Other critics point to conditions such as the requirement for productions to have a distributor in place and a guaranteed theatrical release of at least 30 prints in Germany. Though the conditions have been altered for low-budget productions, to allow rebates for films with a minimum 15-print release, many believe the new system will heavily favor established German producers like Constantin and X Filme, which have in-house distributors to release their films.

"It is much harder for smaller independents," Christoph Friedel of Cologne-based Pandora Film said. "We have our own distributor too, so we can just manage to meet the criteria. But for many, it's nearly impossible."

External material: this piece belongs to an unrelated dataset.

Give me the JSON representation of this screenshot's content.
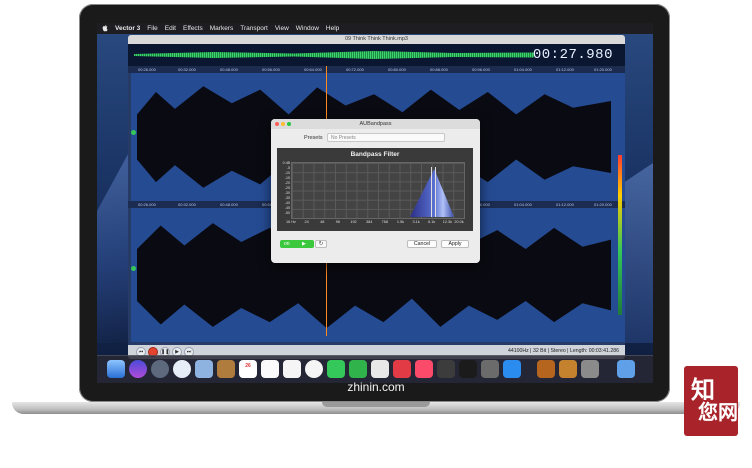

But criticism notwithstanding, the entire industry agrees the new system is preferable to the legally dubious film fund model it replaces.

As producers across the country scramble to submit their projects under the new financing regime, the managers of several of Germany's top film funds face investigation on allegations of widespread fraud.

The case everyone will be watching will be that of Andreas Schmid, former head of Germany's largest film fund, VIP. After spending more than a year in jail, Schmid will finally have his day in court next year now that Munich state prosecutors have officially charged him with tax evasion and fraud.

According to the prosecutor's office, Schmid invested only a fraction of the hundreds of millions raised by VIP in productions like "Perfume," "All the King's Men" or "Lucky Number Slevin." The bulk, according to authorities, was placed in a secret bank account as a guarantee to investors that they would not lose money even if VIP's films tanked.

If the state can prove its case, VIP investors could be forced to pay back hundreds of millions of euros in tax write-offs.

So while 2007 will be the year German film financing goes legit, it could also be the year when the murky details of fund deals long past finally come to the surface.